The git diff command, though, is not the git log command.

The way git log works, in general, is that you pass it a starting commit—a hash ID, for instance, or a branch or tag name—and it:

  • shows you that commit, then
  • shows you the parent of that commit, then
  • shows you the parent of the parent ...

and so on, all the way back to the very first commit (or when you get tired of looking and quit out of the pager). In other words, at least for these simple cases, there is a loop:

while (there is a commit $commit)
    parent = resolve_hash_id($commit + "^")
    show($commit)
    commit = $parent

If you add -p, the "show" step includes the output of git diff $parent $commit.

Note that git diff compares exactly two commits (well, there is a special kind of diff called a combined diff for merge commits, but git log does not show them by default, and normal usage of git diff doesn't either). The two commits for git log are the parent and the child. If you run git diff yourself, you can pick any two arbitrary commits ... but when you do that, git diff completely ignores any -G or -S arguments. (It probably should complain about their presence.)

The point of -G and -S is to affect the normal behavior of git log. Often, when we're looking at commits one at a time, in sequence, the way git log does, we're more interested in a particular change to a particular file (or set of files). We can use -G or -S to tell git log: Generate the diff, but then if it doesn't have the change, don't show the commit at all. That way we see only those commits that have those changes. (Adding file names, e.g., git log stop..start -- path/to/file1.txt, limits the diff to those files as well. Unlike -S and -G, that part does work with git diff.)

What you can do

If you don't know which revisions you want, you can use git log (or its script-oriented sister command git rev-list) to screen candidates. Here, you can use -G. You don't have to get the diff now, though you can if you want. If -G not only gets you the possible candidates, but in fact gets you the right ones, you are done and you can stop here.
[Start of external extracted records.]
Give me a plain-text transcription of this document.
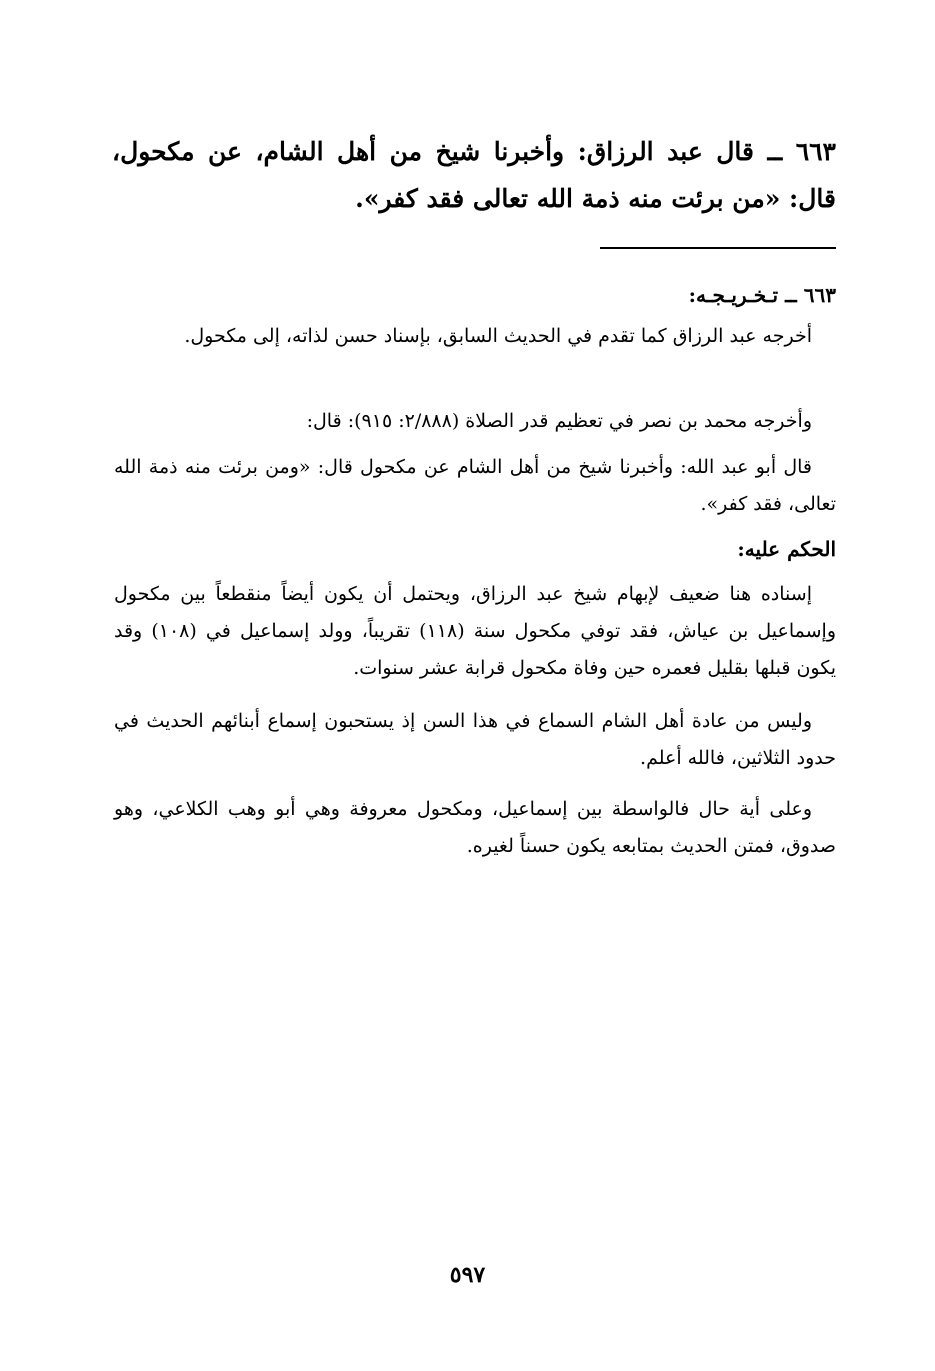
٦٦٣ ــ قال عبد الرزاق: وأخبرنا شيخ من أهل الشام، عن مكحول، قال: «من برئت منه ذمة الله تعالى فقد كفر».

٦٦٣ ــ تـخـريـجـه:

أخرجه عبد الرزاق كما تقدم في الحديث السابق، بإسناد حسن لذاته، إلى مكحول.

وأخرجه محمد بن نصر في تعظيم قدر الصلاة (٢/٨٨٨: ٩١٥): قال:

قال أبو عبد الله: وأخبرنا شيخ من أهل الشام عن مكحول قال: «ومن برئت منه ذمة الله تعالى، فقد كفر».

الحكم عليه:

إسناده هنا ضعيف لإبهام شيخ عبد الرزاق، ويحتمل أن يكون أيضاً منقطعاً بين مكحول وإسماعيل بن عياش، فقد توفي مكحول سنة (١١٨) تقريباً، وولد إسماعيل في (١٠٨) وقد يكون قبلها بقليل فعمره حين وفاة مكحول قرابة عشر سنوات.

وليس من عادة أهل الشام السماع في هذا السن إذ يستحبون إسماع أبنائهم الحديث في حدود الثلاثين، فالله أعلم.

وعلى أية حال فالواسطة بين إسماعيل، ومكحول معروفة وهي أبو وهب الكلاعي، وهو صدوق، فمتن الحديث بمتابعه يكون حسناً لغيره.

٥٩٧
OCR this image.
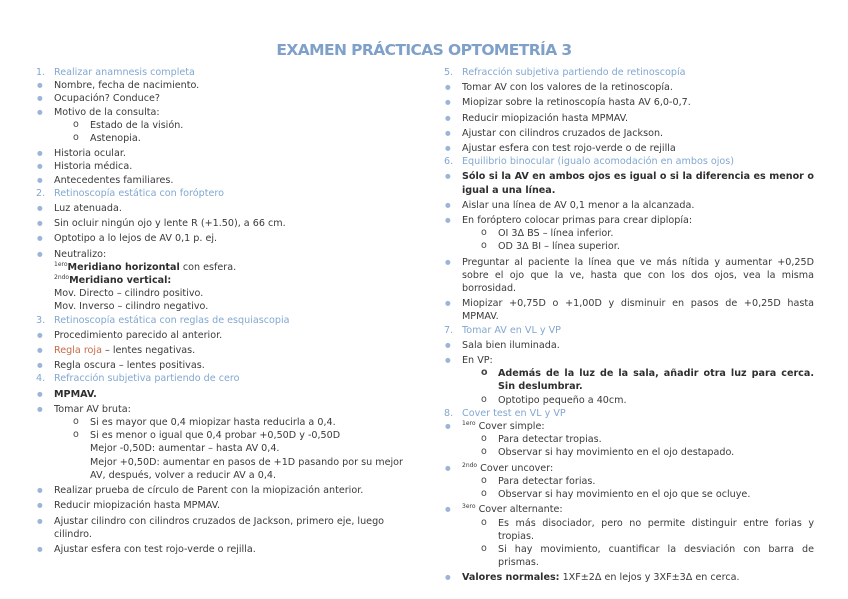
EXAMEN PRÁCTICAS OPTOMETRÍA 3
1. Realizar anamnesis completa
● Nombre, fecha de nacimiento.
● Ocupación? Conduce?
● Motivo de la consulta:
o Estado de la visión.
o Astenopia.
● Historia ocular.
● Historia médica.
● Antecedentes familiares.
2. Retinoscopía estática con foróptero
● Luz atenuada.
● Sin ocluir ningún ojo y lente R (+1.50), a 66 cm.
● Optotipo a lo lejos de AV 0,1 p. ej.
● Neutralizo:
$^{1ero}$Meridiano horizontal con esfera.
$^{2ndo}$Meridiano vertical:
Mov. Directo – cilindro positivo.
Mov. Inverso – cilindro negativo.
3. Retinoscopía estática con reglas de esquiascopia
● Procedimiento parecido al anterior.
● Regla roja – lentes negativas.
● Regla oscura – lentes positivas.
4. Refracción subjetiva partiendo de cero
● MPMAV.
● Tomar AV bruta:
o Si es mayor que 0,4 miopizar hasta reducirla a 0,4.
o Si es menor o igual que 0,4 probar +0,50D y -0,50D
Mejor -0,50D: aumentar – hasta AV 0,4.
Mejor +0,50D: aumentar en pasos de +1D pasando por su mejor AV, después, volver a reducir AV a 0,4.
● Realizar prueba de círculo de Parent con la miopización anterior.
● Reducir miopización hasta MPMAV.
● Ajustar cilindro con cilindros cruzados de Jackson, primero eje, luego cilindro.
● Ajustar esfera con test rojo-verde o rejilla.
5. Refracción subjetiva partiendo de retinoscopía
● Tomar AV con los valores de la retinoscopía.
● Miopizar sobre la retinoscopía hasta AV 6,0-0,7.
● Reducir miopización hasta MPMAV.
● Ajustar con cilindros cruzados de Jackson.
● Ajustar esfera con test rojo-verde o de rejilla
6. Equilibrio binocular (igualo acomodación en ambos ojos)
● Sólo si la AV en ambos ojos es igual o si la diferencia es menor o igual a una línea.
● Aislar una línea de AV 0,1 menor a la alcanzada.
● En foróptero colocar primas para crear diplopía:
o OI 3Δ BS – línea inferior.
o OD 3Δ BI – línea superior.
● Preguntar al paciente la línea que ve más nítida y aumentar +0,25D sobre el ojo que la ve, hasta que con los dos ojos, vea la misma borrosidad.
● Miopizar +0,75D o +1,00D y disminuir en pasos de +0,25D hasta MPMAV.
7. Tomar AV en VL y VP
● Sala bien iluminada.
● En VP:
o Además de la luz de la sala, añadir otra luz para cerca. Sin deslumbrar.
o Optotipo pequeño a 40cm.
8. Cover test en VL y VP
● $^{1ero}$ Cover simple:
o Para detectar tropias.
o Observar si hay movimiento en el ojo destapado.
● $^{2ndo}$ Cover uncover:
o Para detectar forias.
o Observar si hay movimiento en el ojo que se ocluye.
● $^{3ero}$ Cover alternante:
o Es más disociador, pero no permite distinguir entre forias y tropias.
o Si hay movimiento, cuantificar la desviación con barra de prismas.
● Valores normales: 1XF±2Δ en lejos y 3XF±3Δ en cerca.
If you still have too many candidates and need full diffs to whittle them down further, you can now run git diff on the hash IDs obtained by the first step (git log or git rev-list). For each of these commits, you must choose which commit to compare it to: perhaps some commit from the candidate list, or perhaps a commit just before or just after this particular candidate. Now you no longer have the -G tool: to search the diff, you will need some external searching tool, such as grep. It's up to you to write this part.